Promotion gates are slice-based - not just one global score, - catalog factuality, - rare escalation recall, - multilingual slice, - long-tail title freshness, - device latency.
Routing is calibration-aware - student handles easy traffic, - teacher handles ambiguous or high-risk traffic, - thresholds tuned per slice.
Refresh is continuous - rolling recent logs, - hard example mining, - drift alerts, - monthly or biweekly refresh depending on catalog volatility.
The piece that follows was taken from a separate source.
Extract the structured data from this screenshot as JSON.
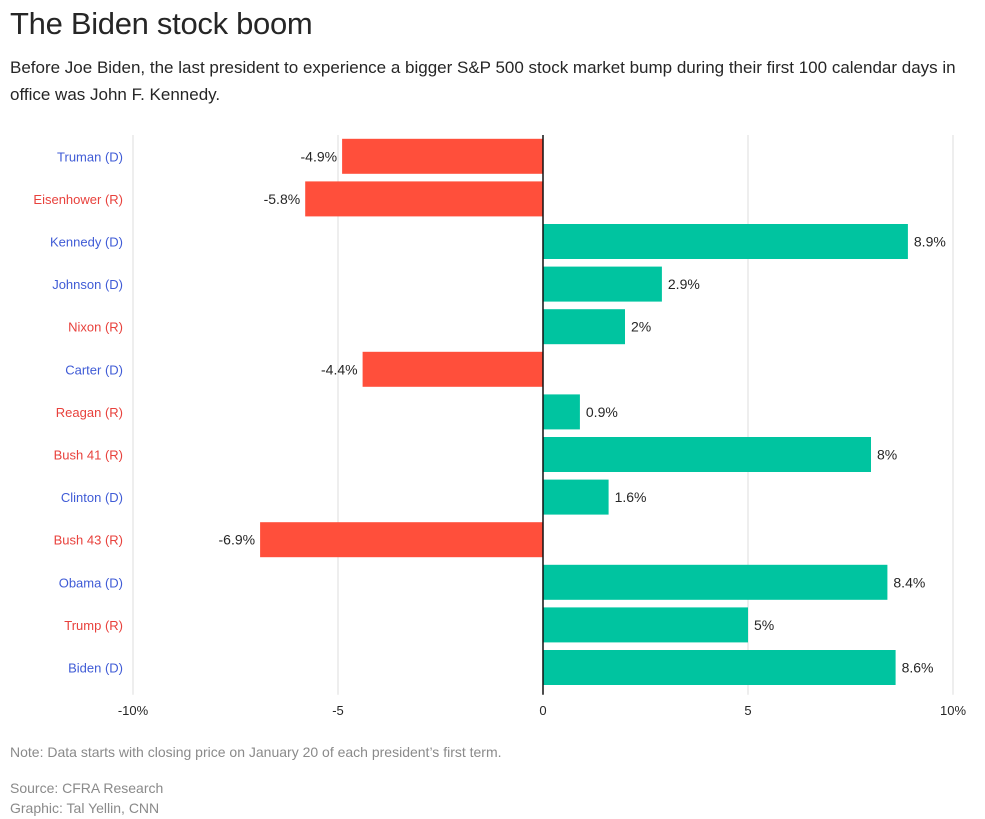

16. Recommended Production Dashboard

flowchart TD
    A[Traffic health] --> A1[QPS]
    A --> A2[p50 p95 latency]
    A --> A3[teacher fallback rate]

    B[Quality health] --> B1[teacher preference match]
    B --> B2[human win rate]
    B --> B3[hallucination rate]
    B --> B4[factuality by slice]

    C[Safety health] --> C1[escalation recall]
    C --> C2[confident error rate]
    C --> C3[policy violation rate]

    D[Data health] --> D1[dataset age]
    D --> D2[review backlog]
    D --> D3[slice coverage]

    E[Training health] --> E1[KD loss]
    E --> E2[hard loss]
    E --> E3[ECE]
    E --> E4[rare-class recall]

Minimum metrics I would insist on

Category	Must-have metric	Why it matters
Quality	hallucination rate	raw trustworthiness
Quality	teacher preference match	distillation success
Safety	escalation recall	costly failure prevention
Routing	fallback rate	cost control
Calibration	ECE	confidence quality
Freshness	dataset age p50/p95	drift control
Training	best checkpoint by shadow score	stop rule

17. Final Intuition

At small scale, distillation is often described as:

make the model smaller,
keep most of the quality,
reduce latency and cost.

At Amazon-like scale, the real story is bigger:

teacher mistakes can contaminate millions of examples,
tiny calibration errors can multiply teacher fallback cost,
rare-class failures can dominate business risk,
stale data can create hundreds of thousands of bad answers per day,
logging and review pipelines become system bottlenecks,
a 0.5% regression is not “small” anymore.

So the mature version of distillation is:

compress the model without compressing trust, safety, and operational control.

That is the mindset needed for MangaAssist if it grows from a manageable chatbot into an Amazon-scale style production system.